D'autres légendes circulent sur l'empereur éthiopien qui aurait été secrètement élu chef de l'ordre de Nyabinghi à Moscou par les leaders de la cause noire... Le terme “ nyabinghi ” change sensiblement de sens : “ Death to white downpressors and their black allies ” (mort aux oppresseurs blancs et à leur alliés noirs).Que tous les “ visages pâles ” se rassurent toutefois : ces expressions telles que “ Blood and Fire ” ou “ Fire Burn ” recèlent plus une charge de menace symbolique qu'une réelle promesse génocidaire. L'Ordre de Nyabinghi (autrement connu sous le nom de l' “ Haile Selassie I Theocracy Government ”) se déclare “ non-violents, non-politiques, non-agressifs et non-partisans. ” En l'absence de toute structure organisationnelle, les Nyabinghi (ou “ Binghi ”, on trouve aussi la forme dérivée “ Iyabinghi ”) sont éparpillés dans les collines en plusieurs noyaux communautaires (nombreux sont les solitaires). En irréductibles, ils refusent toute compromission avec l'establishment et se voient ainsi régulièrement virés des terres qu'ils squattent. Cette mise à l'index permanente tient pour une large part à l'image de fanatiques belliqueux véhiculée par la désinformation médiatico-gouvernementale.

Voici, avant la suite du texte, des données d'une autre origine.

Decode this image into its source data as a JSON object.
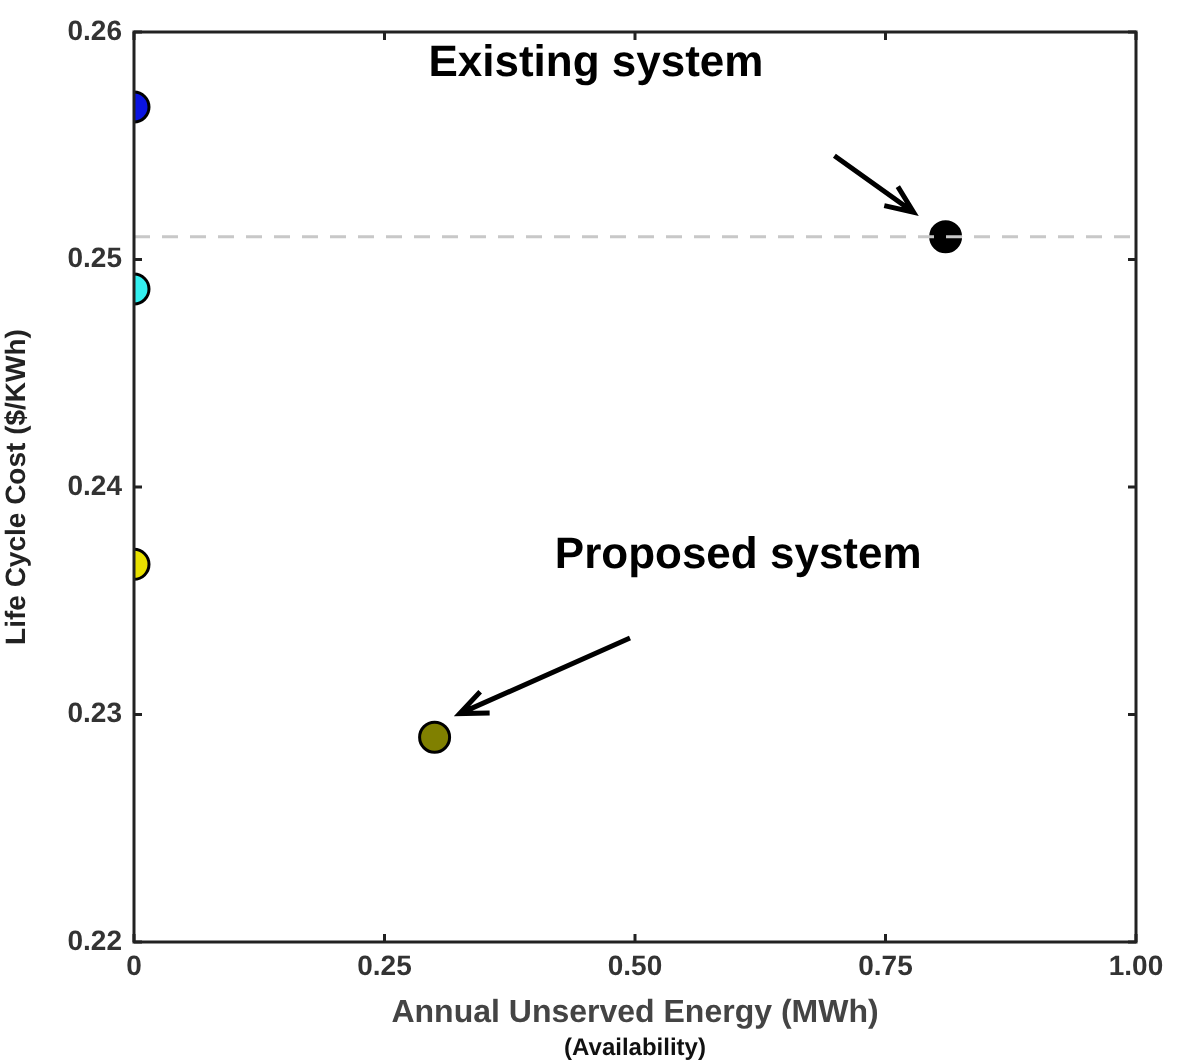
{
  "chart_data": {
    "type": "scatter",
    "ylabel": "Life Cycle Cost ($/KWh)",
    "xlabel": "Annual Unserved Energy (MWh)",
    "series": [
      {
        "x": [
          0,
          0,
          0,
          0.3,
          0.81
        ],
        "values": [
          0.2567,
          0.2487,
          0.2366,
          0.229,
          0.251
        ],
        "colors": [
          "#0a14e0",
          "#33f0f0",
          "#e8e000",
          "#808000",
          "#000000"
        ]
      }
    ],
    "xlim": [
      0,
      1
    ],
    "xticks": [
      0,
      0.25,
      {
        "value": 0.5,
        "label": "0.50"
      },
      0.75,
      {
        "value": 1,
        "label": "1.00"
      }
    ],
    "ylim": [
      0.22,
      0.26
    ],
    "yticks": [
      0.22,
      0.23,
      0.24,
      0.25,
      0.26
    ],
    "ref_lines": [
      {
        "axis": "y",
        "value": 0.251,
        "color": "#c8c8c8",
        "line_style": "dashed"
      }
    ],
    "annotations": [
      "Existing system",
      "Proposed system",
      "(Availability)"
    ],
    "marker": "circle",
    "grid": false,
    "legend": false
  }
}
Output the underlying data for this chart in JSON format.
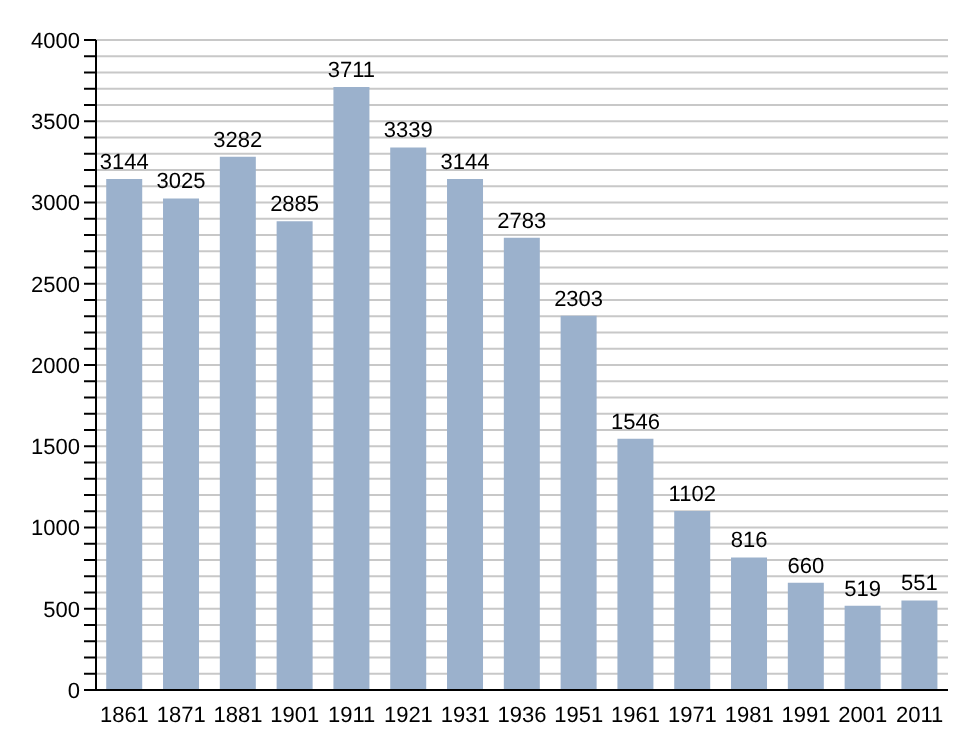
{
  "chart_data": {
    "type": "bar",
    "categories": [
      "1861",
      "1871",
      "1881",
      "1901",
      "1911",
      "1921",
      "1931",
      "1936",
      "1951",
      "1961",
      "1971",
      "1981",
      "1991",
      "2001",
      "2011"
    ],
    "values": [
      3144,
      3025,
      3282,
      2885,
      3711,
      3339,
      3144,
      2783,
      2303,
      1546,
      1102,
      816,
      660,
      519,
      551
    ],
    "color": "#9bb1cc",
    "ylim": [
      0,
      4000
    ],
    "yticks": [
      0,
      {
        "value": 100,
        "label": null
      },
      {
        "value": 200,
        "label": null
      },
      {
        "value": 300,
        "label": null
      },
      {
        "value": 400,
        "label": null
      },
      500,
      {
        "value": 600,
        "label": null
      },
      {
        "value": 700,
        "label": null
      },
      {
        "value": 800,
        "label": null
      },
      {
        "value": 900,
        "label": null
      },
      1000,
      {
        "value": 1100,
        "label": null
      },
      {
        "value": 1200,
        "label": null
      },
      {
        "value": 1300,
        "label": null
      },
      {
        "value": 1400,
        "label": null
      },
      1500,
      {
        "value": 1600,
        "label": null
      },
      {
        "value": 1700,
        "label": null
      },
      {
        "value": 1800,
        "label": null
      },
      {
        "value": 1900,
        "label": null
      },
      2000,
      {
        "value": 2100,
        "label": null
      },
      {
        "value": 2200,
        "label": null
      },
      {
        "value": 2300,
        "label": null
      },
      {
        "value": 2400,
        "label": null
      },
      2500,
      {
        "value": 2600,
        "label": null
      },
      {
        "value": 2700,
        "label": null
      },
      {
        "value": 2800,
        "label": null
      },
      {
        "value": 2900,
        "label": null
      },
      3000,
      {
        "value": 3100,
        "label": null
      },
      {
        "value": 3200,
        "label": null
      },
      {
        "value": 3300,
        "label": null
      },
      {
        "value": 3400,
        "label": null
      },
      3500,
      {
        "value": 3600,
        "label": null
      },
      {
        "value": 3700,
        "label": null
      },
      {
        "value": 3800,
        "label": null
      },
      {
        "value": 3900,
        "label": null
      },
      4000
    ],
    "grid": "y",
    "data_labels": true
  }
}
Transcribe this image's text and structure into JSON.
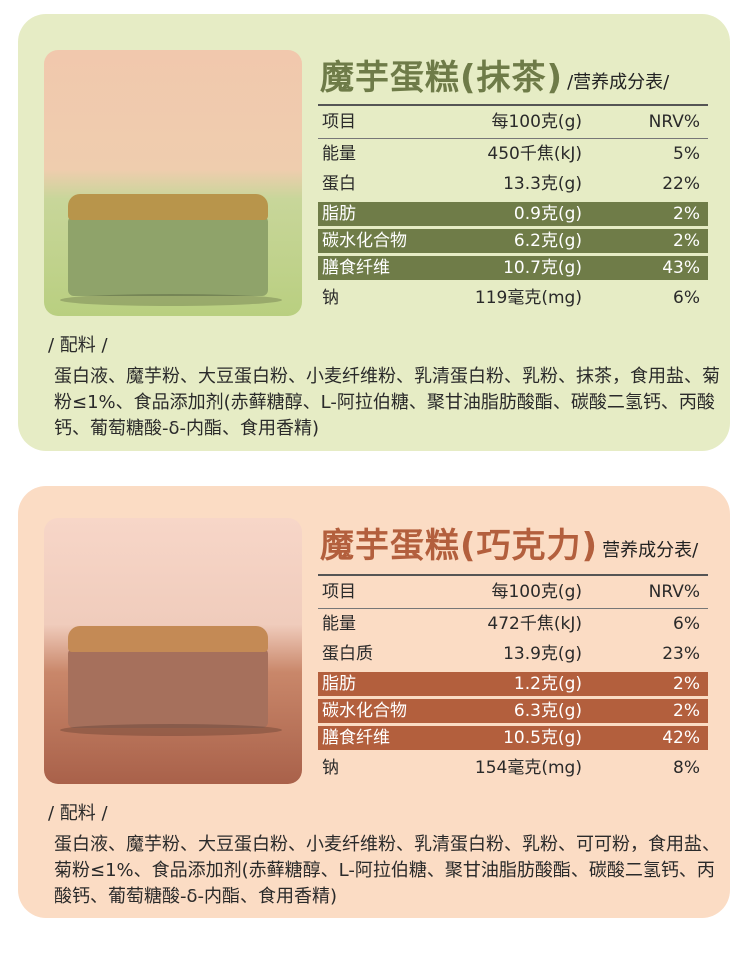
{
  "cards": [
    {
      "title": "魔芋蛋糕(抹茶)",
      "subtitle": "/营养成分表/",
      "headers": [
        "项目",
        "每100克(g)",
        "NRV%"
      ],
      "rows": [
        {
          "item": "能量",
          "amount": "450千焦(kJ)",
          "nrv": "5%",
          "highlight": false
        },
        {
          "item": "蛋白",
          "amount": "13.3克(g)",
          "nrv": "22%",
          "highlight": false
        },
        {
          "item": "脂肪",
          "amount": "0.9克(g)",
          "nrv": "2%",
          "highlight": true
        },
        {
          "item": "碳水化合物",
          "amount": "6.2克(g)",
          "nrv": "2%",
          "highlight": true
        },
        {
          "item": "膳食纤维",
          "amount": "10.7克(g)",
          "nrv": "43%",
          "highlight": true
        },
        {
          "item": "钠",
          "amount": "119毫克(mg)",
          "nrv": "6%",
          "highlight": false
        }
      ],
      "ingredients_label": "/ 配料 /",
      "ingredients": "蛋白液、魔芋粉、大豆蛋白粉、小麦纤维粉、乳清蛋白粉、乳粉、抹茶，食用盐、菊粉≤1%、食品添加剂(赤藓糖醇、L-阿拉伯糖、聚甘油脂肪酸酯、碳酸二氢钙、丙酸钙、葡萄糖酸-δ-内酯、食用香精)",
      "accent": "#6f7c48",
      "background": "#e6ecc5"
    },
    {
      "title": "魔芋蛋糕(巧克力)",
      "subtitle": "营养成分表/",
      "headers": [
        "项目",
        "每100克(g)",
        "NRV%"
      ],
      "rows": [
        {
          "item": "能量",
          "amount": "472千焦(kJ)",
          "nrv": "6%",
          "highlight": false
        },
        {
          "item": "蛋白质",
          "amount": "13.9克(g)",
          "nrv": "23%",
          "highlight": false
        },
        {
          "item": "脂肪",
          "amount": "1.2克(g)",
          "nrv": "2%",
          "highlight": true
        },
        {
          "item": "碳水化合物",
          "amount": "6.3克(g)",
          "nrv": "2%",
          "highlight": true
        },
        {
          "item": "膳食纤维",
          "amount": "10.5克(g)",
          "nrv": "42%",
          "highlight": true
        },
        {
          "item": "钠",
          "amount": "154毫克(mg)",
          "nrv": "8%",
          "highlight": false
        }
      ],
      "ingredients_label": "/ 配料 /",
      "ingredients": "蛋白液、魔芋粉、大豆蛋白粉、小麦纤维粉、乳清蛋白粉、乳粉、可可粉，食用盐、菊粉≤1%、食品添加剂(赤藓糖醇、L-阿拉伯糖、聚甘油脂肪酸酯、碳酸二氢钙、丙酸钙、葡萄糖酸-δ-内酯、食用香精)",
      "accent": "#b35f3d",
      "background": "#fbdcc4"
    }
  ]
}
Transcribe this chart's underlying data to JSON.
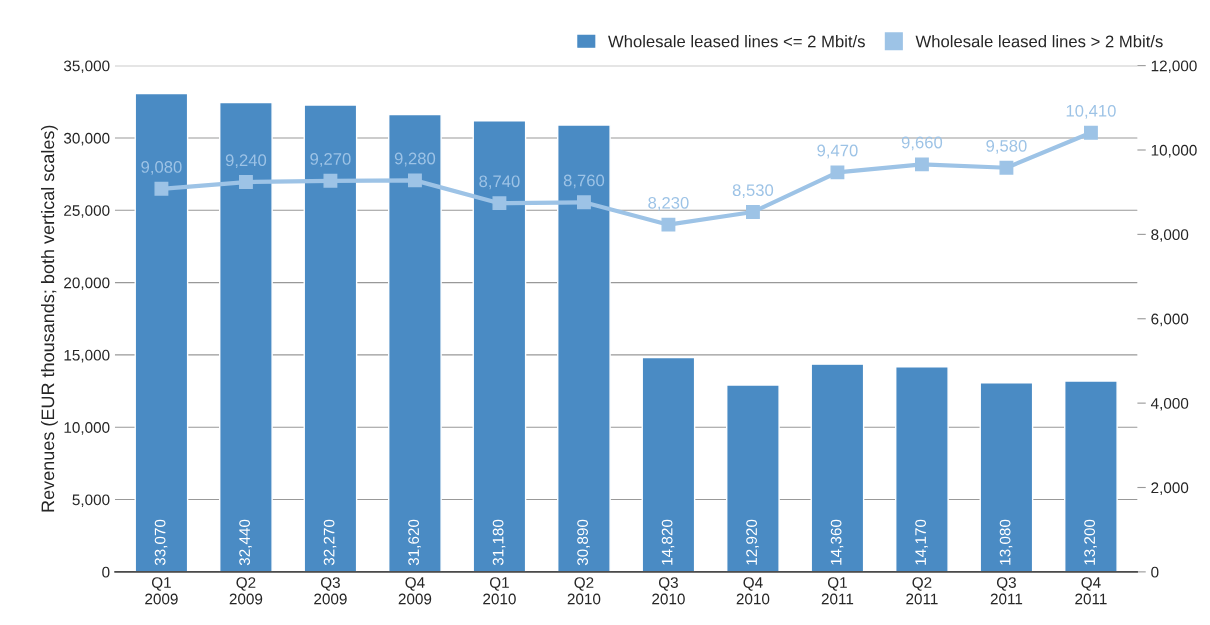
{
  "chart_data": {
    "type": "bar",
    "ylabel": "Revenues (EUR thousands; both vertical scales)",
    "categories": [
      "Q1\n2009",
      "Q2\n2009",
      "Q3\n2009",
      "Q4\n2009",
      "Q1\n2010",
      "Q2\n2010",
      "Q3\n2010",
      "Q4\n2010",
      "Q1\n2011",
      "Q2\n2011",
      "Q3\n2011",
      "Q4\n2011"
    ],
    "series": [
      {
        "name": "Wholesale leased lines <= 2 Mbit/s",
        "color": "#4a8bc4",
        "values": [
          33070,
          32440,
          32270,
          31620,
          31180,
          30890,
          14820,
          12920,
          14360,
          14170,
          13080,
          13200
        ],
        "value_labels": [
          "33,070",
          "32,440",
          "32,270",
          "31,620",
          "31,180",
          "30,890",
          "14,820",
          "12,920",
          "14,360",
          "14,170",
          "13,080",
          "13,200"
        ]
      },
      {
        "name": "Wholesale leased lines > 2 Mbit/s",
        "type": "line",
        "axis": "y2",
        "color": "#9dc3e6",
        "values": [
          9080,
          9240,
          9270,
          9280,
          8740,
          8760,
          8230,
          8530,
          9470,
          9660,
          9580,
          10410
        ],
        "value_labels": [
          "9,080",
          "9,240",
          "9,270",
          "9,280",
          "8,740",
          "8,760",
          "8,230",
          "8,530",
          "9,470",
          "9,660",
          "9,580",
          "10,410"
        ]
      }
    ],
    "ylim": [
      0,
      35000
    ],
    "yticks": [
      {
        "value": 0,
        "label": "0"
      },
      {
        "value": 5000,
        "label": "5,000"
      },
      {
        "value": 10000,
        "label": "10,000"
      },
      {
        "value": 15000,
        "label": "15,000"
      },
      {
        "value": 20000,
        "label": "20,000"
      },
      {
        "value": 25000,
        "label": "25,000"
      },
      {
        "value": 30000,
        "label": "30,000"
      },
      {
        "value": 35000,
        "label": "35,000"
      }
    ],
    "y2lim": [
      0,
      12000
    ],
    "y2ticks": [
      {
        "value": 0,
        "label": "0"
      },
      {
        "value": 2000,
        "label": "2,000"
      },
      {
        "value": 4000,
        "label": "4,000"
      },
      {
        "value": 6000,
        "label": "6,000"
      },
      {
        "value": 8000,
        "label": "8,000"
      },
      {
        "value": 10000,
        "label": "10,000"
      },
      {
        "value": 12000,
        "label": "12,000"
      }
    ],
    "grid": "y",
    "legend": "top right",
    "marker": "square",
    "line_style": "solid"
  }
}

Rastafari Universal Convention
Le premier mars 1958, un elder rasta du nom de Prince Emmanuel Charles Edwards (qui deviendra par la suite l'îcone des Bobo Ashanti) convoque la première convention Nyabinghi : “ Rastafari Universal Convention ”. Celle-ci est censée être la première et la dernière préludant le retour en Afrique. Les rastafariens se réunissent à Back-O-Wall, au Coptic Theocratic Temple. Des milliers de Beardmen opèrent une “ capture ” de la ville. Le 23 mars, la police intervient et disperse les manifestants. Prince Emmanuel tentera de se faire reconnaitre comme demi-dieu par ses pairs, mais les Nyabinghi le désavouent. Si ils croient en l'avènement d'un royaume théocratique à la tête duquel trônerait Haïlé Sélassié, ils ne sont pas prêt à brader leur liberté si durement acquise en idolâtrant un des leurs.. En attendant le jour de la rédemption, ils resteront des anarchistes couronnés. La mouvance Nyabinghi est exempte de tout leadership : le respect est dû aux elders (une centaine : Ras Daniel, Congo Rock I, Bongo Time, Ras Pidow, Bongo Alan Blackwood...) qui se rassemblent parfois en conseil des sages (Rainbow Circle Room) sans qu'ils constituent pour autant un pouvoir gérontocratique.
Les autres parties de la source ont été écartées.